With the Atlantic Coast Conference poised to conclude its cataclysmic move to annex Big East linchpins Miami, Syracuse and Boston College, officials at the University of Massachusetts have apparently become so mesmerized by the drama that they're considering making a hop, a skip and a leap of faith into the I-A football ranks.

UMass — which happens to be mired in a financial sinkhole in addition to being embroiled in a political brawl of Herculean proportions — is optimistic enough to think big when it comes to its currently I-AA football program.

According to a Thursday report in the Boston Globe, school officials envision joining the gold-rush of Conference USA and other non-BCS schools expected to make a bid to align themselves with Big East holdovers Virginia Tech, West Virginia, Pittsburgh, Rutgers and Connecticut.

Apparently, it's a make-or-break proposition for Minutemen football.

''The feeling is that if this is going to happen [going to 1-A] this is the last chance to do it,'' a source in the UMass administration told the Boston Globe. ''And if it doesn't fly, the idea will then be to stay at 1-AA, but with no scholarships, or to drop football completely.''

The Daily Hampshire Gazette reported that the school faces state-ordered budget cuts of up to $40 million and noted that UMass athletics will take the hardest hit of all, with $2.5 million cut from its $5.7 million state appropriation.

Meanwhile, according to the Associated Press, the state's governor, Mitt Romney, has hinted he will continue his efforts to remove UMass system president William Bulger from office, despite stiff opposition in the legislature. Whitey Bulger, the president's brother, is an underworld crime figure and one-time FBI informant who has earned a spot on the bureau's "Ten Most Wanted" list.

Whitey Bulger is sought in connection with 21 murders and, the Associated Press reported, the U.S. House Committee on Government Reform is gearing up to question the UMass president about his knowledge of his brother's whereabouts and what communication he may have had with the fugitive since he fled in 1995.

If the story in the Boston Globe is correct, however, the financial morass and the intrigue about organized crime are not necessarily recognized as insurmountable impediments by the boss of the UMass athletic department.

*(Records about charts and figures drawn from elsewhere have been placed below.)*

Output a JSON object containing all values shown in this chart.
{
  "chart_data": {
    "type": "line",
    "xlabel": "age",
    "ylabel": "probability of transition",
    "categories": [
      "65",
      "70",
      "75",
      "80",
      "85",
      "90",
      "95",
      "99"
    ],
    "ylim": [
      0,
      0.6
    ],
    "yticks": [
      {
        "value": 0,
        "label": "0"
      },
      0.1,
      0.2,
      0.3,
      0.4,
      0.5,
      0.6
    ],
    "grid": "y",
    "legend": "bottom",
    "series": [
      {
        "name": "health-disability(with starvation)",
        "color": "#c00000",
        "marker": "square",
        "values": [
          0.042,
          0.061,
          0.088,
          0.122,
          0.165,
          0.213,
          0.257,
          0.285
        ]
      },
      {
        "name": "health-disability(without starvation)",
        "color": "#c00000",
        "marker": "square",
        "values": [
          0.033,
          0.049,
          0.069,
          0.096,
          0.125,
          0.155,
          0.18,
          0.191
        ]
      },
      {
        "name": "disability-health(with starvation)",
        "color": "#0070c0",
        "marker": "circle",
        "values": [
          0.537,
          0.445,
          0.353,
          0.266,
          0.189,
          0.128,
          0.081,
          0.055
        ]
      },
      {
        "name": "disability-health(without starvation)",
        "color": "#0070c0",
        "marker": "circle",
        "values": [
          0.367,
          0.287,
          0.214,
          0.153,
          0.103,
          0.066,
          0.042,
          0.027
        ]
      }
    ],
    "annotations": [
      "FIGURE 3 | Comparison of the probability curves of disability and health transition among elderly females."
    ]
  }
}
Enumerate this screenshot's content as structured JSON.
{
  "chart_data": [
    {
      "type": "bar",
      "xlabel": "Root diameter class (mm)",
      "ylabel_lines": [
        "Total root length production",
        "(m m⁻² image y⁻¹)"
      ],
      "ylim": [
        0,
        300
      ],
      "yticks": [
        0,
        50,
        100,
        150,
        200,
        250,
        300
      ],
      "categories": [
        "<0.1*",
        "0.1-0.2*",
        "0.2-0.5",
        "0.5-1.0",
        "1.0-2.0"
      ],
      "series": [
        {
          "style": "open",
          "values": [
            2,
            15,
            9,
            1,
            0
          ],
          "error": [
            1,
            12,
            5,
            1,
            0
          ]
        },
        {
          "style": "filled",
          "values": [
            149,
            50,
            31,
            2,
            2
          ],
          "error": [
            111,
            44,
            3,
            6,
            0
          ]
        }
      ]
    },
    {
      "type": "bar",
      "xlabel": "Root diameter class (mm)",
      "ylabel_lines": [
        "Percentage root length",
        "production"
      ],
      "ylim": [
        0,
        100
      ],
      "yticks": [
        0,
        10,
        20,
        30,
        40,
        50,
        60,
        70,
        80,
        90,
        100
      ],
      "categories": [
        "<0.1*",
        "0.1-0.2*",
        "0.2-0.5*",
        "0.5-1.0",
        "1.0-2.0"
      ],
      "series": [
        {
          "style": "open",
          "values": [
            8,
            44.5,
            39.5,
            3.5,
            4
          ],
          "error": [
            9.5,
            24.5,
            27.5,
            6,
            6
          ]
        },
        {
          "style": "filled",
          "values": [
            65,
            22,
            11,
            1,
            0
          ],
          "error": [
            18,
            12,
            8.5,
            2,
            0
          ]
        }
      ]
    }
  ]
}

''There has been considerable conversation about UMass and Division 1-A football over the last decade,'' UMass athletics director Ian McCaw told the newspaper. ''The likelihood of conference realignment in the coming months, coupled with a one-time unique opportunity that would be afforded programs in transition into a Division 1-A conference, creates a narrow window of opportunity for this issue to be considered.''

According to the paper, estimates of elevating Minutemen football to the I-A level range as high as $100 million. Part of that expenditure would go toward expanding 17,000-seat McGuirk Stadium.

How about that. Just when you thought the Big East's Jilted 5 would be left with few practical football survival options other than plundering a few gems from Conference USA to maintain an NCAA-recognized league, here come the Minutemen to offer their services for what the school envisions would be another 12-team super-conference.

On the other hand, noted the Boston paper, C-USA is being viewed by UMass officials as a potential alternative destination if the Big East plan doesn't pan out.

The Minutemen currently compete in the Atlantic 10 Conference in all sports.